When interpreting the results of this study, the following limitations should be considered. The cross-sectional nature of the study does not allow for any causal inferences. Depressive symptoms were assessed via self-report and not via diagnostic interviews; however, many studies analyzing the association between depression and glycemic control used self-report measures (e.g., the CES-D) [8]. In addition, by using the CES-D, subtypes as defined in the DSM-5 or ICD-10 could not be analyzed. Nonetheless, using somatic and affective symptom clusters yielded clinically relevant results. Strengths of the study were the large sample size which enabled the separate analysis of type 1 and type 2 diabetes and the multivariate analyses in order to account for co-occurrences of depressive symptoms. In addition, including outpatients from over 40 secondary care units from all over Germany as well as inpatients from a tertiary care unit increases the generalizability of the results.

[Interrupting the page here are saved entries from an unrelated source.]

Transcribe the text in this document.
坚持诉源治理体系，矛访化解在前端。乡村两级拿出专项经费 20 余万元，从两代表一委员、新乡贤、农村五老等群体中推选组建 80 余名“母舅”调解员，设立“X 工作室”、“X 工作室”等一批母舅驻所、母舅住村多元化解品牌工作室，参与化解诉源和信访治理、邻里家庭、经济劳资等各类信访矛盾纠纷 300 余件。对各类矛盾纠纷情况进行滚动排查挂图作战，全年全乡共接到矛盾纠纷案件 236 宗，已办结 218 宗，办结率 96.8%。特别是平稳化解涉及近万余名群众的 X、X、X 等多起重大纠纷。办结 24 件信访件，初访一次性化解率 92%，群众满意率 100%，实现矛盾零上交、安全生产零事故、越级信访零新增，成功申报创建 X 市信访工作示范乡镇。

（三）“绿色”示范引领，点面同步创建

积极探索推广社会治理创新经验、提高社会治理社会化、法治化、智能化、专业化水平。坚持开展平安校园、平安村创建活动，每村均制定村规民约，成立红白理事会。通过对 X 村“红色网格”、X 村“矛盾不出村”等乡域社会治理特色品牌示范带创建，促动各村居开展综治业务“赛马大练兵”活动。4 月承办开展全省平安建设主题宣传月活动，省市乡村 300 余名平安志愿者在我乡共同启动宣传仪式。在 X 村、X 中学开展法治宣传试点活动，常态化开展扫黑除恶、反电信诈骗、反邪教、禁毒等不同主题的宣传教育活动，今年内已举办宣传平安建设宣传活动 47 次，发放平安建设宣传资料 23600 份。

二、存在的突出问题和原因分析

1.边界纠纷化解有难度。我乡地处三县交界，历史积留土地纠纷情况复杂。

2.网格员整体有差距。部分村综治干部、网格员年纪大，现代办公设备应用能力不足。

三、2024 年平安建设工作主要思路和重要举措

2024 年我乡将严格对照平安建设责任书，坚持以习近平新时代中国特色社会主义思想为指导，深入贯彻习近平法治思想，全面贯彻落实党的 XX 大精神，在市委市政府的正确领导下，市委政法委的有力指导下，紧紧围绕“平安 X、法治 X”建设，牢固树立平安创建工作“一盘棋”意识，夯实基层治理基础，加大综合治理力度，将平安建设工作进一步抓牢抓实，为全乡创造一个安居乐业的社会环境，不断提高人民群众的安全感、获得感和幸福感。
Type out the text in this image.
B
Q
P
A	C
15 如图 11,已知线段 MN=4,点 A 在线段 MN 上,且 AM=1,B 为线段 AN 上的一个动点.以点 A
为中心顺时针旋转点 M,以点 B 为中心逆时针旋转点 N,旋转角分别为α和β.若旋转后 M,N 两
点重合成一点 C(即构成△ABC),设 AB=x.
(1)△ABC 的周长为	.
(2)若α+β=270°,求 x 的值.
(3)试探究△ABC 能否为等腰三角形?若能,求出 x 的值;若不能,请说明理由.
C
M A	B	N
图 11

For people with type 1 diabetes, the results indicate that the complex symptomatology of depression has a differential impact on medical outcomes such as glycemic control. By thinking of depression as a homogenous construct, important associations or effects may be overlooked. In this study, analyzing depressive symptoms without differentiation would have led to the result that an association with glycemic control was non-existent. Differentiating three main symptom clusters, however, offered a more detailed picture of the association. In clinical practice and further research, this means that two people with diagnosed depression or elevated depressive symptoms might have less in common than the label “depression” might suggest. Especially with a chronic somatic condition like diabetes, distinguishing somatic and affective symptoms of depression might help reveal the specific reciprocal relationship between the two conditions. Comparable efforts made in other somatic conditions such as coronary artery disease showed differential associations of depressive symptoms clusters with important medical outcomes [23, 42]. While affective symptoms might be more representative of the common understanding of depression, these results highlight the role of somatic symptoms and demonstrate that the somatic side of depression should be taken into consideration in clinical practice.

In summary, special attention in routine care should be directed at somatic symptoms of depression as they might be indicative of problems with achieving good glycemic control. Further research on the longitudinal relationship of the somatic and affective subtypes with glycemic control is needed in order to clarify the impact of depressive symptoms on the course of glycemic control.